We demonstrate molecular similarity to be a surprisingly effective metric for proposing and ranking one-step retrosynthetic disconnections based on analogy to precedent reactions. The developed approach mimics the retrosynthetic strategy defined implicitly by a corpus of known reactions without the need to encode any chemical knowledge. Using 40 000 reactions from the patent literature as a knowledge base, the recorded reactants are among the top 10 proposed precursors in 74.1% of 5000 test reactions, providing strong quantitative support for our methodology. Extension of the one-step strategy to multistep pathway planning is demonstrated and discussed for two exemplary drug products.

Figure 1

Six most-frequent precursors for the disconnection of a single bond between two aromatic carbons.
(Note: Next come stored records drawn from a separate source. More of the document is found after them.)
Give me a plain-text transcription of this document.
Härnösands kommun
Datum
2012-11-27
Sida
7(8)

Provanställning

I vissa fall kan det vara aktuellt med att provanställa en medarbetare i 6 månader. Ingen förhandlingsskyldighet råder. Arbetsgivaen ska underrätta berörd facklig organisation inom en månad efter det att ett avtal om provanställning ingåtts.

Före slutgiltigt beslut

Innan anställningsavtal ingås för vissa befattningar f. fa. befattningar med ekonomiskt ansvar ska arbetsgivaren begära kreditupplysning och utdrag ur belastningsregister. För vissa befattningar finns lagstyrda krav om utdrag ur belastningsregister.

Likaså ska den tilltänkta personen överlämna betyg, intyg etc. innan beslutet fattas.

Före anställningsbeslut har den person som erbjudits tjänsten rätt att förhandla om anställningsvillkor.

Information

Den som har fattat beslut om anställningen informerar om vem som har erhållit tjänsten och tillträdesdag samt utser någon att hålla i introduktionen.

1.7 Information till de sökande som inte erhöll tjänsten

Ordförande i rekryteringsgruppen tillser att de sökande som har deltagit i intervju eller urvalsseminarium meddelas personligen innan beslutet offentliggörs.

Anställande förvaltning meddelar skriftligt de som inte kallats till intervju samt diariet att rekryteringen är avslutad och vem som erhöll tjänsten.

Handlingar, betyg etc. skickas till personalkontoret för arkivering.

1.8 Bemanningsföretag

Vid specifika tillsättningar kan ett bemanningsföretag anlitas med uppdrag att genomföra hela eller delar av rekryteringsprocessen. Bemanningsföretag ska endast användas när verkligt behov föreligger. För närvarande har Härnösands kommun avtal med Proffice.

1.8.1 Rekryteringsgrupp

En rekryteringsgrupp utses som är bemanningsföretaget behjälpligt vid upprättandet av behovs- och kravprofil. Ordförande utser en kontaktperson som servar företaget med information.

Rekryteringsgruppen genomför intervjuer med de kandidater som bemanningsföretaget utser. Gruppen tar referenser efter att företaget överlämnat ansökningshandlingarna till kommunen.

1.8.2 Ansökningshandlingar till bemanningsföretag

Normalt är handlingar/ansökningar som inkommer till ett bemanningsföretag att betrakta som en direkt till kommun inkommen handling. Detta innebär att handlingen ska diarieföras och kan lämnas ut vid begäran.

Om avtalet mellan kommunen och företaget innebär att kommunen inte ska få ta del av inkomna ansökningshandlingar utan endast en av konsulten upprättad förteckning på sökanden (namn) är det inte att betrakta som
Once a strategic disconnection is identified (SMARTS: [cH0]–[cH0]), there may still be dozens of locally plausible precursors to accomplish the transformation, including different combinations of halides and boronic acid/esters. (1) Bromide and acid; (2) bromide and ester; (3) chloride and acid; (4) iodide and acid; (5) chloride and ester; (6) iodide and ester.

Figure 2

Example prediction of retrosynthetic heteroatom alkylation/arylation reactions for 1-phenyl-3,4-dihydroquinolin-2(1H)-one. After recalling up to 20 reaction precedents in order of decreasing product similarity, the precedent reaction site (highlighted in red and displayed as a SMARTS string) is extracted and matched against the target compound. Of the precedent reactions with the most similar products, not all involve a reaction site that matches the target compound and thus not all produce candidate precursors. Aside from the first reaction, precedents with inapplicable reaction sites are not shown for brevity. The recorded reactants for this target compound (highlighted inside a green box) are recovered and predicted with rank 2; however, all of the top five precursor suggestions are chemically reasonable. Similarity scores are shown using Morgan2noFeat and Tanimoto (see the section on Similarity Calculation).

Figure 3

Example similarity score calculation using Morgan2Feat fingerprints and the Tanimoto metric. Colors indicate atom-level contributions to the overall similarity (green: increases similarity score, red: decreases similarity score, uncolored: has no effect).

Figure 4

Example retrosynthetic predictions when pooling all reaction classes. The model successfully proposes the recorded reactants with rank 1, corresponding to an aldol condensation. Other suggestions among the top nine include three ring-closing amidations to build the five-membered ring, two S_NAr reactions to install cyclopropamine, and three amine deprotections.

Figure 5

Multistep synthesis plans. Routes are constructed by recursively applying the one-step retrosynthetic methodology to (a) lenalidomide and (b) salmeterol. The suggested disconnections are consistent with published pathways, highlighted with green and blue backgrounds for lendalidomide and salmeterol, respectively.⁻ Slight differences are described in the main text.